Observamos que na maior parte da história
ocidental, as crianças não foram consideradas como uma categoria a parte do
mundo dos adultos. Mantinham contato precoce com todo o imaginário e práticas
cotidianas ligadas a miséria e a opulência dos diferentes segmentos sociais. Em
nível de trabalho ou sexualidade, a precocidade era evidente. Em nível de
intensa fertilidade, a alta mortalidade era vista de forma banal e justificada
pelo imaginário religioso. A separação do mundo da infância do mundo dos
adultos pautou-se pela imposição da autoridade e a imposição da censura, tendo
como veículo fundamental o processo educativo rígido.
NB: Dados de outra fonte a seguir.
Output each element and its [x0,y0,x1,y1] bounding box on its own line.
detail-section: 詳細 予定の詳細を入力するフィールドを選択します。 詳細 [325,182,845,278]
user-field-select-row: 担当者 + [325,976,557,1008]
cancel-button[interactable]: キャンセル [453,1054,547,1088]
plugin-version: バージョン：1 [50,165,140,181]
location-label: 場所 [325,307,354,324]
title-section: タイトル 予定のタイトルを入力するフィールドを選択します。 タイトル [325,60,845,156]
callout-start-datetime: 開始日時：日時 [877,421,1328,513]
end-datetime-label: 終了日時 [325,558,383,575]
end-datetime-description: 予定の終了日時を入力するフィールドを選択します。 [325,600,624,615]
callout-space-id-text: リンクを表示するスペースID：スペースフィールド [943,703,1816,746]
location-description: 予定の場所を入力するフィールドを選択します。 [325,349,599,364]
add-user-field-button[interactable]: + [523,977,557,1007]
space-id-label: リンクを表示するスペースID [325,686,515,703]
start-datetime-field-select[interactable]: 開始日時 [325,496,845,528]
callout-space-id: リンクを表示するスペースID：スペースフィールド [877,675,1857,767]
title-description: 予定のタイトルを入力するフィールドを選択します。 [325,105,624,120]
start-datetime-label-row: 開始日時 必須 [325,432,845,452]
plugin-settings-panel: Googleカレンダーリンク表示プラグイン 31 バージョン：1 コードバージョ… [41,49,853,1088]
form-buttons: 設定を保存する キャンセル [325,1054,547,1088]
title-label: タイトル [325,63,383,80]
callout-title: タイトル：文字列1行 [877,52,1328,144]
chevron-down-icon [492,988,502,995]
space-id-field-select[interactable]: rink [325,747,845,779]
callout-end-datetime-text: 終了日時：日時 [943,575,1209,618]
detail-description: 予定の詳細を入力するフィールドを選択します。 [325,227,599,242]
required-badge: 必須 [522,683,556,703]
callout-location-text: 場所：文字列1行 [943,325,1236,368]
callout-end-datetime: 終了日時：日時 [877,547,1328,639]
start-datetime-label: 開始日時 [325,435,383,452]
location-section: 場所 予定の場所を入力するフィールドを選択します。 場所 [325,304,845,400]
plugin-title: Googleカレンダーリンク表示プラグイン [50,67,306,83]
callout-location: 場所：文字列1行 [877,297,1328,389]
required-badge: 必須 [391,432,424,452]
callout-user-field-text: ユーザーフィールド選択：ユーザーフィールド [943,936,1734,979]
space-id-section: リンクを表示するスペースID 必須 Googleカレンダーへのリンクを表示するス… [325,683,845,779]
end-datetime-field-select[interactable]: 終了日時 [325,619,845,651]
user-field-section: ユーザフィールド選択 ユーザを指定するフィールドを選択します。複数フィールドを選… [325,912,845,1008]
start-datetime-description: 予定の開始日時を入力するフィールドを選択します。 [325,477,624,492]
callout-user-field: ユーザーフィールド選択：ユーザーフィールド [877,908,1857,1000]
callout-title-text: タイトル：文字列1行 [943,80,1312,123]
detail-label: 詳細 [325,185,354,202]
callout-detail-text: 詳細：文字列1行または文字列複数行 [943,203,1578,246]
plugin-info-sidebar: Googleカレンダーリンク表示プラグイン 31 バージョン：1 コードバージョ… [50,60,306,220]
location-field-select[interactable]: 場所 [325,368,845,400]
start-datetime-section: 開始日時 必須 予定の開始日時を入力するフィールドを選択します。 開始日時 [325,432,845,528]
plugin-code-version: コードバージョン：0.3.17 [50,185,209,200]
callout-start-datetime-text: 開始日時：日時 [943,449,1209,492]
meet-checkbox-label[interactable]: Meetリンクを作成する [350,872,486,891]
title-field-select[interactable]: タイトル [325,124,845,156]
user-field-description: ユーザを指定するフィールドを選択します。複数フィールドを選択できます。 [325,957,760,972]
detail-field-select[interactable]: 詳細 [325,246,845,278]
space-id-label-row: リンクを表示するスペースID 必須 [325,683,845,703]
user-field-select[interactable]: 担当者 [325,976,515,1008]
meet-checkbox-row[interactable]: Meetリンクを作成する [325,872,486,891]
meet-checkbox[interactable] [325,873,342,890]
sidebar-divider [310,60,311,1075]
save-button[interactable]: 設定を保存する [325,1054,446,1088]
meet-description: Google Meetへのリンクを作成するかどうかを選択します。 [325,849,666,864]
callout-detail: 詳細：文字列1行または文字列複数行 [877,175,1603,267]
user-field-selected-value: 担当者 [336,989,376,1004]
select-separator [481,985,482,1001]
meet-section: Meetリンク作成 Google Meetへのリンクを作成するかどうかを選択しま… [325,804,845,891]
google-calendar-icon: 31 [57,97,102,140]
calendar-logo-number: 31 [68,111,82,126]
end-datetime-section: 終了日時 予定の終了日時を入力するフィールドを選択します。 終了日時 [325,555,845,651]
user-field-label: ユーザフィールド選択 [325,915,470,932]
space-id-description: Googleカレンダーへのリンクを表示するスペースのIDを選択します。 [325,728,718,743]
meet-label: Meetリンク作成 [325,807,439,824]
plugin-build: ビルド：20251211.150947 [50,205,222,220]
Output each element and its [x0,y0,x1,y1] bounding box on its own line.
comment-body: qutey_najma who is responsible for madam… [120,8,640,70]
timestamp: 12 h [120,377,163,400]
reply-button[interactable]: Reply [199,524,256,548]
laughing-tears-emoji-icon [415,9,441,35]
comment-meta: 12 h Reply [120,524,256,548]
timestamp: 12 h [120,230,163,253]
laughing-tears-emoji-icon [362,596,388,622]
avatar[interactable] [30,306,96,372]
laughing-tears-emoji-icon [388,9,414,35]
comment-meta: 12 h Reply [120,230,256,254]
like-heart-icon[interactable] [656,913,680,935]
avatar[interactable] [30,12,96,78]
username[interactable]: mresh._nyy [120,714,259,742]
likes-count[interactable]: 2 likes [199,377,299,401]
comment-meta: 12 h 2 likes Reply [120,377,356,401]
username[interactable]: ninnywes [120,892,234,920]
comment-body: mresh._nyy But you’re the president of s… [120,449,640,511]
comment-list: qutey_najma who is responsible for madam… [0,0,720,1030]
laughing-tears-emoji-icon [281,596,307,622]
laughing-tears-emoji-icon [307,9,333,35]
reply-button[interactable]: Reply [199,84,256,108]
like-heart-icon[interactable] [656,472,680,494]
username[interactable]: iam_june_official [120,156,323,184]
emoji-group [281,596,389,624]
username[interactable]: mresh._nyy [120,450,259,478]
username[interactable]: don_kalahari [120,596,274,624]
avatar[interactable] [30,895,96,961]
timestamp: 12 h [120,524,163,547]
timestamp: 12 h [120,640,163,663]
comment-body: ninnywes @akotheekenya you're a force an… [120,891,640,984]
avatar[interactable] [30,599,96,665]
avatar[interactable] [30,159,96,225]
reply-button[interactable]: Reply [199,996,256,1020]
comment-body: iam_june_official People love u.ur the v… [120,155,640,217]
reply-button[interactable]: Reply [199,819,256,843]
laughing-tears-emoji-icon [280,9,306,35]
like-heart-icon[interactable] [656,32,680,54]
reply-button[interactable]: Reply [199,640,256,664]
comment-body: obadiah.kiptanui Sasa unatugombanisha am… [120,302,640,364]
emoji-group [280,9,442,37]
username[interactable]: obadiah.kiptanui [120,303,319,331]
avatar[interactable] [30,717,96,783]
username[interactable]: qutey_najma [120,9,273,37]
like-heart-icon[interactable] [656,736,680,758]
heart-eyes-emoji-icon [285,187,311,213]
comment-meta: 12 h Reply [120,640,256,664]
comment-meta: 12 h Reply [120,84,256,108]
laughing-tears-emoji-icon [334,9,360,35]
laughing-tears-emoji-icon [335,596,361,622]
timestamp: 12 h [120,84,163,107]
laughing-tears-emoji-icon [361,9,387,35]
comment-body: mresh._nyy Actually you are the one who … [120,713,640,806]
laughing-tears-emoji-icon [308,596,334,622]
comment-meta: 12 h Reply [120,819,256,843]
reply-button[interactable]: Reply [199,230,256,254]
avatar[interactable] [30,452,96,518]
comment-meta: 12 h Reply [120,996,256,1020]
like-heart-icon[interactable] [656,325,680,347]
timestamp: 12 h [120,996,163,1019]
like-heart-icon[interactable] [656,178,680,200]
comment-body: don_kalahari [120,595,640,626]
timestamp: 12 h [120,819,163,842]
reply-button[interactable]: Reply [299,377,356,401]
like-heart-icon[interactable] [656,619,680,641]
Escolas pedagógicas
avançaram muito a discussão e as práticas educativas, esfacelando grande parte
destes referencias nascidos no século XVII ligadas ao rigor no acompanhamento
educativo, ao mesmo tempo buscando preservar o mundo da infância e exigindo
olhares diferenciados aos educandos.
Nas últimas décadas do século XX acelerou o
processo em que o aparato jurídico e pedagógico da um estatuto privilegiado
para o mundo infantil que deveria preservar suas especificidades de faixa
etária. Mas o processo da informação e consumo de ideias e produtos chegou a
situações incontroláveis através das multimídias disponíveis como a televisão e
a internet. Entre a participação direta das crianças na vida familiar até o
cerceamento desta participação, hoje se assiste o acesso ilimitado a informação
pelas crianças no contexto da globalização, sem a tutoria de um adulto. O
mercado de trabalho e do consumo levou às mulheres a incorporação neste projeto,
rompendo a barreira do espaço da casa, da “rainha do lar”, que vive,
teoricamente, para zelar pelos filhos. Por questões de mentalidade e não de
realidade do processo histórico, a mulher é a referência social da tutela dos
filhos, mas sendo a guardiã da separação entre a infância e a idade adulta,
este papel fica comprometido. Ou seja, a dinâmica da construção da infância é
histórica, constituída por bases materiais e imateriais que definem
diferenciados papéis sociais dependendo de cada sociedade. Assunto de extrema
relevância pois para falar do óbvio, a
sociedade do futuro é aquela que se constrói a partir do tempo presente.